Good examples of such discourse are provided in this issue. Parsons (1) suggests that an earlier paper on determining the volume fraction of oxygen in air was in error. He also provides calculations and arguments in support of his hypothesis regarding what really happens. Birk and Lawson (2) describe the long history of the idea that a burning candle in a closed container will not be extinguished until all the oxygen has been used up. Many published experiments for determining the fraction of oxygen in air depend on this hypothesis. Birk and Lawson's results, however, contradict it. A mouse confined with the burning candle remains active and unharmed after the candle goes out, showing no signs of oxygen deprivation. Quantitative measurement of the change in volume of the gas inside the container confirms that only part of the oxygen is consumed before the candle goes out.

It is quite clear that we teachers can fool ourselves into thinking we have demonstrated a scientific principle or fact when we have not. Often we show students a captivating visual display of a phenomenon, but interpret it incorrectly. Another of the many examples that have appeared in these pages involves diffusion. Graham's law is usually derived and related to the kinetic-molecular theory based on the speeds of molecules. It was shown some time ago in JCE that molecular speeds are related to rates of effusion of gases into a vacuum through an orifice in a thin barrier (3). A different derivation is required (but a similar result is obtained) when gases at equal pressure diffuse into one another through a porous medium. Still another derivation is required (and a different result is obtained) when two gases diffuse into a third gas from opposite ends of a constant-volume container.

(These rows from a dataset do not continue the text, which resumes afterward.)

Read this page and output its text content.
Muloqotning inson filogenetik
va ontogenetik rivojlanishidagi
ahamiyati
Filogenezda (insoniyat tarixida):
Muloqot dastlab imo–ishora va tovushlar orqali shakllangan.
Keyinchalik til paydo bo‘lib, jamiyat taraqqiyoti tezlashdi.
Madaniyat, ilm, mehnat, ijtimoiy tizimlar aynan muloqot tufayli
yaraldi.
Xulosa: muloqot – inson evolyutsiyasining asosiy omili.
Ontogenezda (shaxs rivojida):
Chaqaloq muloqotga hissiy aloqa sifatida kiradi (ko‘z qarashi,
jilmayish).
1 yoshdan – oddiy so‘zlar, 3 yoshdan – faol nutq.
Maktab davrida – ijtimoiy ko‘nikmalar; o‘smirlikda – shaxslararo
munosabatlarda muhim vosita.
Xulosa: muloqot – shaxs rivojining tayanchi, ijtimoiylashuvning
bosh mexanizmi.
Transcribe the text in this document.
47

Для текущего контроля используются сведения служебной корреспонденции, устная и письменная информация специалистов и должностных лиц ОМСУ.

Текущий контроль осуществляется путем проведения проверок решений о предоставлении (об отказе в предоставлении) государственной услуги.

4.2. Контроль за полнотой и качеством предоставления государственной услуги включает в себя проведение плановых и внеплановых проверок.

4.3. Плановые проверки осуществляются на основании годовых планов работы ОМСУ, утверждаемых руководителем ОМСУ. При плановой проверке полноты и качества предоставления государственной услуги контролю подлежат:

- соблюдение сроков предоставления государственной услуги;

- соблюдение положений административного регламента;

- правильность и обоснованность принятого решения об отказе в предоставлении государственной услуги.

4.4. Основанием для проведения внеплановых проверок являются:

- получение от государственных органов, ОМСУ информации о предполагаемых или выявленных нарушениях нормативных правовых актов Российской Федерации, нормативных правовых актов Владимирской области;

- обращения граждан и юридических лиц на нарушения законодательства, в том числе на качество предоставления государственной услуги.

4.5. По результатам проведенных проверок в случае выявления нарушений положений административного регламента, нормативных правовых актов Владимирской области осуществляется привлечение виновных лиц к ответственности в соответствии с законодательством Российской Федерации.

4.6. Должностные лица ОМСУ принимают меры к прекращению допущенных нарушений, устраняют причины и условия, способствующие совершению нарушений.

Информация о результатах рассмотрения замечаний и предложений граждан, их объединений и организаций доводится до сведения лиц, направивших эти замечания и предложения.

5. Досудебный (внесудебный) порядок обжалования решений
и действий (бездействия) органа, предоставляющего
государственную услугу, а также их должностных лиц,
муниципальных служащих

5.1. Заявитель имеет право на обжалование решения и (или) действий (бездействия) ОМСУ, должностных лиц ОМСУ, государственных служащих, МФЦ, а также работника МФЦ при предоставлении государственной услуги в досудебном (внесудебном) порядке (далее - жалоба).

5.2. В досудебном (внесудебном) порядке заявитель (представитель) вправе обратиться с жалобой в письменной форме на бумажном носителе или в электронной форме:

Graham's law is typically demonstrated either by diffusion through a porous frit or by diffusion of HCl and NH₃ into air from opposite ends of a glass tube. Neither of these involves experimental conditions that satisfy the assumptions of the derivation presented in most texts. Also misleading are demonstrations in which perfume released in one place becomes detectable throughout a room, or a crystal of KMnO₄ dissolves and disperses to form a uniformly colored aqueous solution. Unless special precautions are taken, dispersion of a substance into a fluid depends more on convection than on diffusion (4). In one case a study of student misconceptions about diffusion was based on the researcher's misconception that dispersion of a dye in water during a period of only a few minutes was an illustration of diffusion (5).

If we can convince ourselves that we have accurately determined an expected result or demonstrated a principle, even though the experiment or demonstration should not give that result, then most students are also likely to be convinced. It is important that they learn that skepticism and courteous, rational discourse are important components of scientific progress. Persistent misconceptions such as the two described above provide a golden opportunity to involve students in such discourse.

We could, for example, demonstrate both a method that works and one that does not, compare results, and ask students to suggest additional experiments that might resolve the issue. (Steel wool and 0.25 M acetic acid can be used to achieve a reproducible and reasonably accurate determination of the fraction of oxygen in air [6]. Davis [4] reports that rates of diffusion in an agar gel, which minimizes convection, are essentially the same as in water, which provides a way of showing how slow diffusion really is.) Or we could ask students to make careful observations as an experiment is being carried out and then decide whether the proposed interpretation was correct. (If the only effect of burning a candle in a beaker inverted in a water bath is to use up the oxygen, then the water should rise slowly and steadily into the beaker as long as the candle burns; it does not.)

Getting the right answer is not nearly as important as getting an answer right- exploring and experimenting to eliminate alternative hypotheses and finding the best-supported explanation. Diffusion and the fraction of oxygen in air can be studied with simple, inexpensive equipment, and it is easy for students to experiment with them. If we use them appropriately, these two subjects have great potential for enhancing students' skills in critical thinking and experimental design. Many other phenomena reported in these pages provide similar opportunities. Let's apply our ingenuity and effort to making the most of them.

Literature Cited

1. Parsons, L. J. Chem. Educ. 1999, 76, 898.

2. Birk, J. P.; Lawson, A. E. J. Chem. Educ. 1999, 76, 914.

3. Mason, E. A.; Kronstadt, B. J. Chem. Educ. 1967, 44, 740. Kirk, A. D. J. Chem. Educ. 1967, 44, 745.

4. Davis, L. C. J. Chem. Educ. 1996, 73, 824.

5. Westbrook, S.; Marek, E. A. J. Res. Sci. Teach. 1991, 28, 649-660

6. Birk, J. P.; McGrath, L.; Gunter, S. K. J. Chem. Educ. 1981, 58, 804.